Zaten öyle idi, ama arada bir fark var.
Uluslararası sivil havacılık sözleşmesi ek;17 maddesi “Yolcular ve bagajları gerekli tarama ve aramadan geçmeden uçağa alınamaz” şartını içerir. Devlet olarak bizim de taraf olduğumuz bu sözleşme ve 17. madde bağlayıcıdır. Ancak kabul edilen bu uluslararası sözleşmelerin TBMM’de onaylanmasından sonra, yasal düzenlemelerle detaylandırılması gerekmekte. Bu anlaşmalar TBMM’de onaylanmış ancak, detaylandırma ve özel yasal düzenlemeler yapılmamış. Bu nedenle bazı ulusal özel yasa hükümlerine bakılarak bu genel uygulamanın hayata geçirilmesi farklı yasal çakışmalar bahane edilerek askıya alınmış ve konu tartışmalı hale getirilmiştir. Özellikle, özelleştirmeler sonrası havalimanlarında görev yapan ve 5188 sayılı yasaya tabi olan özel güvenlik birimlerince yapılan elle aramalar, bazı özel yasa hükümlerine tabi kişi ve kurumlarca (!) yetkisiz olarak değerlendirilmiştir. Uzun zamandır bir tartışma konusu olan ve havacılık faaliyeti açısından uluslararası bir yükümlülük olan yolcu ve bagajın aranması konusuna uyum sağlamak için 2920 Sayılı Türk Sivil Havacılık Kanunu’ndaki bazı maddeler ilave maddelerle düzenlenerek, bu konudaki boşluk doldurulmuş ve yorum farkı ortadan kaldırılmıştır.

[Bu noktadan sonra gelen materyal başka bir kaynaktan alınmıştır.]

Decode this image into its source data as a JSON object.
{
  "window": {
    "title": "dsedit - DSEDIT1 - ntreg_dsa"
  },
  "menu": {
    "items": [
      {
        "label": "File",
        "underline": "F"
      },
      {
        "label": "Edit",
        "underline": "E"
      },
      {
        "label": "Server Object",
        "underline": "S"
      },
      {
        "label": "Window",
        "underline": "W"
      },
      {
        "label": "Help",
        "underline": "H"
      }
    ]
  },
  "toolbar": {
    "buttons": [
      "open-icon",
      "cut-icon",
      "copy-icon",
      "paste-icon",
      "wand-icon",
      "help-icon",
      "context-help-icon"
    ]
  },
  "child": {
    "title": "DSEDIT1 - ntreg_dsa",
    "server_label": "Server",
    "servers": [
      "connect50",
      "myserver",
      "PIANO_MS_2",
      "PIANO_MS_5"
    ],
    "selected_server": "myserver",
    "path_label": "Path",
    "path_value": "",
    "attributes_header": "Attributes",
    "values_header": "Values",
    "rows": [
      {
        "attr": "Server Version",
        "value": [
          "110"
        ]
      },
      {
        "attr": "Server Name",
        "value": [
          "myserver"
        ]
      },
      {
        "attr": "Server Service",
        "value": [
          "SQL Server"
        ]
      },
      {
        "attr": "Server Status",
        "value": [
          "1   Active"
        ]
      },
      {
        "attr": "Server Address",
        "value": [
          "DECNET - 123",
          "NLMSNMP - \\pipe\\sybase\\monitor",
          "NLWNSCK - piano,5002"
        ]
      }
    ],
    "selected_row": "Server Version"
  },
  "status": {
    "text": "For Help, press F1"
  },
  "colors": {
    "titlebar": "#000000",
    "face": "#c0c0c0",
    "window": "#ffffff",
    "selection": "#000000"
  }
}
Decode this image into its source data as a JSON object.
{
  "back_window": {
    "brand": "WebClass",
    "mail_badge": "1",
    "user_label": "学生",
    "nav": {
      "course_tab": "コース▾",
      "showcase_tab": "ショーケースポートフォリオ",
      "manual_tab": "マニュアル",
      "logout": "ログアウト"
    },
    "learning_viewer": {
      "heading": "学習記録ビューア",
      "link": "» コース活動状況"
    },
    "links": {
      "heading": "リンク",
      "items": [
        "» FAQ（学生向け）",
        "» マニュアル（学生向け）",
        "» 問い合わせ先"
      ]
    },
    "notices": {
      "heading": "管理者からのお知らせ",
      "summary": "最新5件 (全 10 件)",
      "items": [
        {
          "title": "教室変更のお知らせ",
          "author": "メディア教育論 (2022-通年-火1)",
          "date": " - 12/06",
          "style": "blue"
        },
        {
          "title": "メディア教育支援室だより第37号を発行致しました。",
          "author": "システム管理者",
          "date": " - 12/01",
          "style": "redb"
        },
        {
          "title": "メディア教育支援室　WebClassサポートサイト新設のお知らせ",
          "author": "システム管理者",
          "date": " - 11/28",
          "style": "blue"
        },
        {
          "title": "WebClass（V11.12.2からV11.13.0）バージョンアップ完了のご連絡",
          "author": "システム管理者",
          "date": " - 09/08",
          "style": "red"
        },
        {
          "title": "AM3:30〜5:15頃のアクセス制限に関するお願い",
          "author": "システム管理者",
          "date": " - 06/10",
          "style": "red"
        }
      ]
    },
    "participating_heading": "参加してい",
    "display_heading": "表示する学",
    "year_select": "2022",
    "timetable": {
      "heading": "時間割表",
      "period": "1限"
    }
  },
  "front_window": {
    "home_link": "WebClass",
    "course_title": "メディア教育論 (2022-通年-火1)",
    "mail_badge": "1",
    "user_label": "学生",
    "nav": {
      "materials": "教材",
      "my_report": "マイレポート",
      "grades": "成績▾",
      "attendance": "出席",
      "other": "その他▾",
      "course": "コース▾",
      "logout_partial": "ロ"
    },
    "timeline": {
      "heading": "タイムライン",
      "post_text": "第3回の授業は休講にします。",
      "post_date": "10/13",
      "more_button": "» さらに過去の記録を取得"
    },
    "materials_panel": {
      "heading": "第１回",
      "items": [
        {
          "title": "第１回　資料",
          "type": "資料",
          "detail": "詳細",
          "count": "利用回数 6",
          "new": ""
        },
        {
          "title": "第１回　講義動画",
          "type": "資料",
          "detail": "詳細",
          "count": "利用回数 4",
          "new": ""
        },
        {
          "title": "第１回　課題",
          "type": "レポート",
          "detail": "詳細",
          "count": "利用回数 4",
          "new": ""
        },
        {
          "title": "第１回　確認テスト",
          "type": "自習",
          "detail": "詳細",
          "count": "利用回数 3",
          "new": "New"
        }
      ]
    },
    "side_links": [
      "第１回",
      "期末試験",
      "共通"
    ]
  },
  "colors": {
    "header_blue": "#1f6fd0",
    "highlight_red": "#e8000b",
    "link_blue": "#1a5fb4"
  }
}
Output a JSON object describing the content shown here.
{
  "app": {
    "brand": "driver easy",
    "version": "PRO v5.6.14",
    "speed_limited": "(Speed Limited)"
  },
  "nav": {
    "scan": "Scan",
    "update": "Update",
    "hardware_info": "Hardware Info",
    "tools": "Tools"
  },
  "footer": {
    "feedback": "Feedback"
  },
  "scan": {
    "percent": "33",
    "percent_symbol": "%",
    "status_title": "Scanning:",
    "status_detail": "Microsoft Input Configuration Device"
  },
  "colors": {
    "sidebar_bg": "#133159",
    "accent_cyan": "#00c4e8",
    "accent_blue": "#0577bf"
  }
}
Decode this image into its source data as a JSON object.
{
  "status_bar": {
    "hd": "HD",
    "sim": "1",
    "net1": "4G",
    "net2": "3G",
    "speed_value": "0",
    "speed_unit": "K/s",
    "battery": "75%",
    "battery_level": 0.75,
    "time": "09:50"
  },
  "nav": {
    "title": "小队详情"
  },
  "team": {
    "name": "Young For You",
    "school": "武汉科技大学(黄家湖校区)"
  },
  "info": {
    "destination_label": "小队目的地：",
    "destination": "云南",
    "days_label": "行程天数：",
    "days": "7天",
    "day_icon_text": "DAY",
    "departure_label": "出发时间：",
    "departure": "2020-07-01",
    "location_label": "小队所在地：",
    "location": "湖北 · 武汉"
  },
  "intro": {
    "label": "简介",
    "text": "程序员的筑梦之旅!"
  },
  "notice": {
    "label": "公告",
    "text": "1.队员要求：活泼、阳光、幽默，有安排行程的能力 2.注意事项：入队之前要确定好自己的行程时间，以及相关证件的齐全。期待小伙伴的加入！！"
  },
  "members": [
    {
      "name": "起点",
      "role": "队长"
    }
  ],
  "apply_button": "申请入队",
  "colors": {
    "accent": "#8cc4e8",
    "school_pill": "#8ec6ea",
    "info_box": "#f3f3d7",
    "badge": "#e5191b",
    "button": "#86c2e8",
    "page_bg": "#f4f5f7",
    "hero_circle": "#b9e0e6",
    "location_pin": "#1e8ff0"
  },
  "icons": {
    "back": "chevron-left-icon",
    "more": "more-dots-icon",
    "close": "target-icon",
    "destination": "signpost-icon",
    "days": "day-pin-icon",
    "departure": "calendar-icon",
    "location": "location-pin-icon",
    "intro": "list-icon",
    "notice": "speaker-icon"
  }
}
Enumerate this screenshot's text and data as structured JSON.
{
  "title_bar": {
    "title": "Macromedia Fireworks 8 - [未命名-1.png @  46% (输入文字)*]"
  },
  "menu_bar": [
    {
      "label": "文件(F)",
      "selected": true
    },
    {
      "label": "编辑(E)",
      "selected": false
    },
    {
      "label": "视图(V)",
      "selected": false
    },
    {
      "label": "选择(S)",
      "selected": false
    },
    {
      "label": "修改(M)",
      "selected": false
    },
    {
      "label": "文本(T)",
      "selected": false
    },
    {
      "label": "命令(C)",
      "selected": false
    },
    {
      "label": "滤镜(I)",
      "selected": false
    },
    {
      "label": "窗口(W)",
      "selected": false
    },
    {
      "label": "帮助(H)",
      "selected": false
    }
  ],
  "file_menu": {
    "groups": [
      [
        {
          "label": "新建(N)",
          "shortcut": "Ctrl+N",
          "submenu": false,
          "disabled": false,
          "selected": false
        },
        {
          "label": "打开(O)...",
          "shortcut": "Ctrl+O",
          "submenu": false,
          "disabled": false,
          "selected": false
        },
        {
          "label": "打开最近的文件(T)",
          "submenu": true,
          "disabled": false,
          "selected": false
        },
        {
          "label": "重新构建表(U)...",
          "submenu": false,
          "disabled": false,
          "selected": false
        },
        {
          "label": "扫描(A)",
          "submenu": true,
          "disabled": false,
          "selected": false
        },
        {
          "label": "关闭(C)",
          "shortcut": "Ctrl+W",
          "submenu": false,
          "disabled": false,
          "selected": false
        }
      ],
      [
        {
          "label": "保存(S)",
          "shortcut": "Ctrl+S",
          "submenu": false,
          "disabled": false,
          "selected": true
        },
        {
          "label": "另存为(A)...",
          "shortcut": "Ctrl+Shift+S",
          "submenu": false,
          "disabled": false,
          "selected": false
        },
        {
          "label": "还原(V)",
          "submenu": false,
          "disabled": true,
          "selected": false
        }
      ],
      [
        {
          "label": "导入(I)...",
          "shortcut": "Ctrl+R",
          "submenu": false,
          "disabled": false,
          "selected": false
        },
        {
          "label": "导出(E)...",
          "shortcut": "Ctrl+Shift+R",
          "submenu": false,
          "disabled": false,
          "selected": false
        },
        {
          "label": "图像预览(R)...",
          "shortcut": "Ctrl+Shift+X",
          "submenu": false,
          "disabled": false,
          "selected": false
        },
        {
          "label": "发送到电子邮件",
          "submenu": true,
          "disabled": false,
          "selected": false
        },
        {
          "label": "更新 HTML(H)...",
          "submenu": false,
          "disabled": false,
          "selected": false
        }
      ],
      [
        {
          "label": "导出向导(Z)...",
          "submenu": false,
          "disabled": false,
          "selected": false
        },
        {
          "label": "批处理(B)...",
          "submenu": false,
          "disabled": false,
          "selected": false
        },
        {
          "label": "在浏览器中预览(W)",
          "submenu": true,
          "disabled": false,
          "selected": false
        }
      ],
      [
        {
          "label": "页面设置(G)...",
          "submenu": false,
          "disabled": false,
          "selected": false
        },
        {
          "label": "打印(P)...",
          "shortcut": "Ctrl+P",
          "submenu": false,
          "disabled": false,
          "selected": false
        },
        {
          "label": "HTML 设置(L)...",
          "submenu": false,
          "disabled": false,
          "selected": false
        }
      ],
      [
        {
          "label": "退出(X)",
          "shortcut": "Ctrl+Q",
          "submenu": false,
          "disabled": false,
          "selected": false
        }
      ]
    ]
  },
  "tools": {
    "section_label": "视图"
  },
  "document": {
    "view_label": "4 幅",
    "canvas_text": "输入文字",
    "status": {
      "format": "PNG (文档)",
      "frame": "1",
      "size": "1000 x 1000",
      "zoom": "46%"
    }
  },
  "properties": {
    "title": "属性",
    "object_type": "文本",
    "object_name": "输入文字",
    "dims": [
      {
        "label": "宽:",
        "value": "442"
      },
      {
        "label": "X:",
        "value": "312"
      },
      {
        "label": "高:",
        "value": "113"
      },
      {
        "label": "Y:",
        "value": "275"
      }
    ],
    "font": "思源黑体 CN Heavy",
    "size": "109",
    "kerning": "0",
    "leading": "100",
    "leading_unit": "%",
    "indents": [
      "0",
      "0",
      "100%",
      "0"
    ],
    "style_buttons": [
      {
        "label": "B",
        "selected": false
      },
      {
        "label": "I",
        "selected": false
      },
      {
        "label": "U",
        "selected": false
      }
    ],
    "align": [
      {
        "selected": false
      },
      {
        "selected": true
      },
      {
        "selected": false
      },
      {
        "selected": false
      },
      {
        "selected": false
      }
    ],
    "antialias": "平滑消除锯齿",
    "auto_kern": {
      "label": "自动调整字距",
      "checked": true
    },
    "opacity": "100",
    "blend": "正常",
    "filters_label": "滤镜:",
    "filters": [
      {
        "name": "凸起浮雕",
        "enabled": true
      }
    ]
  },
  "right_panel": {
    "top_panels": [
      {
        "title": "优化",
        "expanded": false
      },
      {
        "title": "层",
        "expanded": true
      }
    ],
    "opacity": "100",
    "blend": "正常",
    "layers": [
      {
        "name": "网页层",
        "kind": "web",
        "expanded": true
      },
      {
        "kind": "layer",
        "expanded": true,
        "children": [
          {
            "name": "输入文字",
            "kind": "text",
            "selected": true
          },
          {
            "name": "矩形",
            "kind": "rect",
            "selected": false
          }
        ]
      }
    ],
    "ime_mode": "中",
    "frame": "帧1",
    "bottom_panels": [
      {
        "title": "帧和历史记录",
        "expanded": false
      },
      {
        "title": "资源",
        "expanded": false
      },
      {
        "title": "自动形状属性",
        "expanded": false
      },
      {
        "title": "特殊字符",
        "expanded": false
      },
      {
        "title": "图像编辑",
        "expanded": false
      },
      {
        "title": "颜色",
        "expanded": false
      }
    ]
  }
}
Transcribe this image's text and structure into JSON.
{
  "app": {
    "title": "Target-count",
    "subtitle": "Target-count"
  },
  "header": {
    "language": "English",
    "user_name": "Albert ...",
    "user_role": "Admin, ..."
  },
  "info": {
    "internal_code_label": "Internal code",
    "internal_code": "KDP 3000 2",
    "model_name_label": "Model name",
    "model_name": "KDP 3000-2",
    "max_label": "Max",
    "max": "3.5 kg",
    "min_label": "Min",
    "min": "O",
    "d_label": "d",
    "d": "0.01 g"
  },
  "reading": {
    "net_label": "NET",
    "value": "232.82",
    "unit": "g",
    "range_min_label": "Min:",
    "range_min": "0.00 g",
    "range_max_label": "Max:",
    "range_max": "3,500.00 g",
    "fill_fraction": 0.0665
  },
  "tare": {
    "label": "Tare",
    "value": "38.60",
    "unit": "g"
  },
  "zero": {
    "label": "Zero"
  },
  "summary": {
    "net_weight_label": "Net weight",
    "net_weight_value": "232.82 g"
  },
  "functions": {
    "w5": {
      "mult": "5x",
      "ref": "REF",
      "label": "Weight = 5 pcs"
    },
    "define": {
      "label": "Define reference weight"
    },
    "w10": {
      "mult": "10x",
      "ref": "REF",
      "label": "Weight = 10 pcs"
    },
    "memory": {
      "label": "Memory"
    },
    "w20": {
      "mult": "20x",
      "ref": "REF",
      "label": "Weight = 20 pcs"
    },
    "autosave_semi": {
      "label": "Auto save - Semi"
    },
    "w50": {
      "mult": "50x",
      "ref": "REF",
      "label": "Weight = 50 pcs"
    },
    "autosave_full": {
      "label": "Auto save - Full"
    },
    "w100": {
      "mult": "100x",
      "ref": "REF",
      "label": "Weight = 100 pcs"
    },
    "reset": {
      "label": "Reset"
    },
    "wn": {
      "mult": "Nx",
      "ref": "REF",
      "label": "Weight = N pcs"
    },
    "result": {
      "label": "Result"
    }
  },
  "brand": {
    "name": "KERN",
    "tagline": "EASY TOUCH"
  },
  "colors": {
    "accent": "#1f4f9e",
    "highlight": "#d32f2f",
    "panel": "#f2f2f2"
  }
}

Söz konusu kanunun l3'üncü maddesine, 2920 sayılı Kanunun 40'ıncı maddesine ilave hükümler eklenerek Havalimanı Mülki Amirleri tam yetkili kılındı ve refakatsiz giriş hakkına sahip kişilerin arama ve taramaya tabii tutulması şartı getirildi.
Havalimanlarında yıllardan bu yana kurallar belli olup, sade vatandaş X Ray denilen arama cihazından geçer, cihaz sinyal verince yolcu bu kez de elle arama diye tabir edilen fiziksel aramaya tabii tutulur. Bu aramalar şirketten şirkete (güvenlik şirketi) havalimanından havalimanına, arama cihazından, arama cihazına ve hatta görevliden görevliye bile çok değişiklik gösterir. Bir yerde sizden, üzerinizdeki metal cisimleri, bozuk paraları, ilaçları telefonunuzu ve kemerinizi çıkarmanız istenir. Bir başka yerde ise ayakkabı ceket ve şapkanızı da çıkarmanız istenir. İnsiyatif güvenlikçilerdedir.
Üzerinizdeki ve cebinizdeki her şeyi çıkardığınız halde bu arama cihazları yine sinyal verir ve sizi sinir edebilir.
Böyle durumlarda güvenlik görevlisi elindeki sopa şeklindeki dedektörle ve ardındanda da elleriyle sizi arar veya ve x ray’den bir daha geçmenizi ister. Söylenenlere harfiyen riayet edersiniz ve ikinci arama noktasına giderek aynı işlemlere burada da tabii olursunuz.
Bu arama prosedürleri zamana göre de değişir. Emniyet güçlerinin alınan ihbarlara göre alarm seviyesini daha yükseğe çıkarması aramaların daha titiz yapılmasına neden olur. Uçak kaçırılması hadiselerinin çok yaygın olduğu 70’li 80’li yıllarda güvenliğin yetersiz oluşu, hava korsanlarının da işini kolaylaştırırdı. Amerika’da 11 Eylül hadiselerinden sonra, bütün dünyada güvenlik ve arama kriterleri değişti. 100 cc’den fazla bir sıvıyı bile uçağa almayıp çöpe atıldığını görüyoruz.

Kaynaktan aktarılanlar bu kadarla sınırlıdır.